Um ótimo festival de música
Mesmo com os vários erros de organização, o festival SWU se mostrou um ótimo festival de música. Tirada a hipocrisia do blá blá da sustentabilidade, que na verdade foi usada como mera ferramenta de marketing, o festival foi um bom festival e com ótimas atrações. A pontualidade da programação foi o principal ponto positivo do evento, o que não é fácil se encontrar para um festival deste tamanho. As atrações escolhidas também foram muito boas, faltou o pessoal da programação acertar o diálogo entre os vários estilos, o que parece que vai acontecer na segunda edição com os dias temáticos. Contudo, mesmo admitindo que existiu algo de bom neste festival, dificilmente estarei na sua segunda edição por uma questão de princípios. Saber que o tal Eduardo Fischer é publicitário da Monsanto, e este mesmo defender a causa da “sustentabilidade”, deu-me um asco difícil de segurar. Mas a gente também é tão contraditório que é difícil afirmar que seria impossível não estar no festival, ainda mais com a possibilidade de ver Alice in Chains.

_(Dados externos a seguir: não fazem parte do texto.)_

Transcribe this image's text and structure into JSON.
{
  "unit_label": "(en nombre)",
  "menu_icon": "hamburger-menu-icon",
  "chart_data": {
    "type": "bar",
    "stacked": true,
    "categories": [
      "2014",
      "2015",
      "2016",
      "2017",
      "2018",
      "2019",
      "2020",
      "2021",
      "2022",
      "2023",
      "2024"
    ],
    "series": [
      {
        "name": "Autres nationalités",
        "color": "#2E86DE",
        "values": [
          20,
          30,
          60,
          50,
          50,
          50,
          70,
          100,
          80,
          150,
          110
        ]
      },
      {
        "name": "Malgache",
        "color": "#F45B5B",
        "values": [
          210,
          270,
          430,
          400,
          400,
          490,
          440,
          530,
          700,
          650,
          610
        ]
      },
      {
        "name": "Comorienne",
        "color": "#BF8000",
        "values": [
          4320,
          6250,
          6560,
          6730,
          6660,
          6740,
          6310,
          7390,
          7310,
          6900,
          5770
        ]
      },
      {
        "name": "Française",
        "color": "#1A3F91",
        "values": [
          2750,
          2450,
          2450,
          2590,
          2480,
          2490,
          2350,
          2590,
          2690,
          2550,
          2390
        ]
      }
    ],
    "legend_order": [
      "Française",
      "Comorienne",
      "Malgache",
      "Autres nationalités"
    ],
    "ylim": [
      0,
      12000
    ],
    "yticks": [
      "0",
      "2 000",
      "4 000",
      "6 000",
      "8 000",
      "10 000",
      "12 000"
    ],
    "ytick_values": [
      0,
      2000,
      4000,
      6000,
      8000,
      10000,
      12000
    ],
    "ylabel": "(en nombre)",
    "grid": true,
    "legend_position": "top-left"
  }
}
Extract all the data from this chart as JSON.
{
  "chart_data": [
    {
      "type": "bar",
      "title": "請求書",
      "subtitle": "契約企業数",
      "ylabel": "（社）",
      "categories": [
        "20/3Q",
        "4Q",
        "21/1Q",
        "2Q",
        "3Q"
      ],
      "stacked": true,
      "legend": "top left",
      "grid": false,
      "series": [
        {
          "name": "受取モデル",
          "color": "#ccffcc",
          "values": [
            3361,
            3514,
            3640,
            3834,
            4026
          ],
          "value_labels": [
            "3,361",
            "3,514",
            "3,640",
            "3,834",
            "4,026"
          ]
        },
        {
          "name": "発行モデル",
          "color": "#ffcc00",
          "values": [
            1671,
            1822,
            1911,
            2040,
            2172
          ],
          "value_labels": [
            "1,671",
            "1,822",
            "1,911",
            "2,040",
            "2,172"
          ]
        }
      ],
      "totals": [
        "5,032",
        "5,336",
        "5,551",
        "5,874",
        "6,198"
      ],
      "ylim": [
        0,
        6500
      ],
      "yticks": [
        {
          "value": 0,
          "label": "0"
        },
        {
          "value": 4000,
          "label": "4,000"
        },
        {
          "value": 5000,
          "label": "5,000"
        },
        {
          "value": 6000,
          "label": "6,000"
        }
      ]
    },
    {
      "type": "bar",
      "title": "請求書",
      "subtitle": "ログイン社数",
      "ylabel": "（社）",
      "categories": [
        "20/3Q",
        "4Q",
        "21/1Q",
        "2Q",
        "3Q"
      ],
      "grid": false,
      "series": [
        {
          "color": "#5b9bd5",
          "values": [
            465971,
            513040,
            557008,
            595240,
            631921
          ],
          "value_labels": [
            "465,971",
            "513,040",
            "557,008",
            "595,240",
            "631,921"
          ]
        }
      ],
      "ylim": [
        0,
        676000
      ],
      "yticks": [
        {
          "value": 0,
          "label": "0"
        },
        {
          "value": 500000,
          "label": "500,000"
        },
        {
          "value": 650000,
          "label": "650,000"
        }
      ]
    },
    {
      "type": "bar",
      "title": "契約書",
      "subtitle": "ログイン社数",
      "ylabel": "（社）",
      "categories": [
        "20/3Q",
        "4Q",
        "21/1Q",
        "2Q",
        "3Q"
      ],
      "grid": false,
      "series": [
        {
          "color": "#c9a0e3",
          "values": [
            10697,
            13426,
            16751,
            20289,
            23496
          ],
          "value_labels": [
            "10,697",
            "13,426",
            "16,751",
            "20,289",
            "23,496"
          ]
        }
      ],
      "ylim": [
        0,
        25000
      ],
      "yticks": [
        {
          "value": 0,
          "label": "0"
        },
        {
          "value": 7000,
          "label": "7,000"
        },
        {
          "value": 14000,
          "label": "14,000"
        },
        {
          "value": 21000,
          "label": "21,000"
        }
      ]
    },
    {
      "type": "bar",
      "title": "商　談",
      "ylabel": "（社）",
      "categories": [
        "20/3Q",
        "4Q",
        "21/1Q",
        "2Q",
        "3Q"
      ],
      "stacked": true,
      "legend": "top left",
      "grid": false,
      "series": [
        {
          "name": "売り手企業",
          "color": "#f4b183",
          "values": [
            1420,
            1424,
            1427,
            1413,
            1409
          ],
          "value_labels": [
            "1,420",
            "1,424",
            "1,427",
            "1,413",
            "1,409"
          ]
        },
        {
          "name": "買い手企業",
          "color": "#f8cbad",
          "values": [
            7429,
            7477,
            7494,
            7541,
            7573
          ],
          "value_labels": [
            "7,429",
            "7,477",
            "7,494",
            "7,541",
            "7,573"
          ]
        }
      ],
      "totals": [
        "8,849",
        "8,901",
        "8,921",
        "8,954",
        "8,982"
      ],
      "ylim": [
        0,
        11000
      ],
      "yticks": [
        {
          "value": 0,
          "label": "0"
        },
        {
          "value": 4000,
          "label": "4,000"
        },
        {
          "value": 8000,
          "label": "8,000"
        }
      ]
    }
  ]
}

A verdade é que se formos pensar a fundo, quase nada de nossa ação diária conseguiria se concretizar sem topar com “Eduardo Fischers” e outros barões que colaboram pra ideologização do consumo pelo consumo. Resta-nos ter estratégia para combatê-los e saber muito bem com quem estamos lidando, desmistificar a aparência para perceber a essência, e isso só se faz indo fundo no sistema. Em outras palavras, lembrando novamente Rage Against the Machine, KNOW YOUR ENEMY!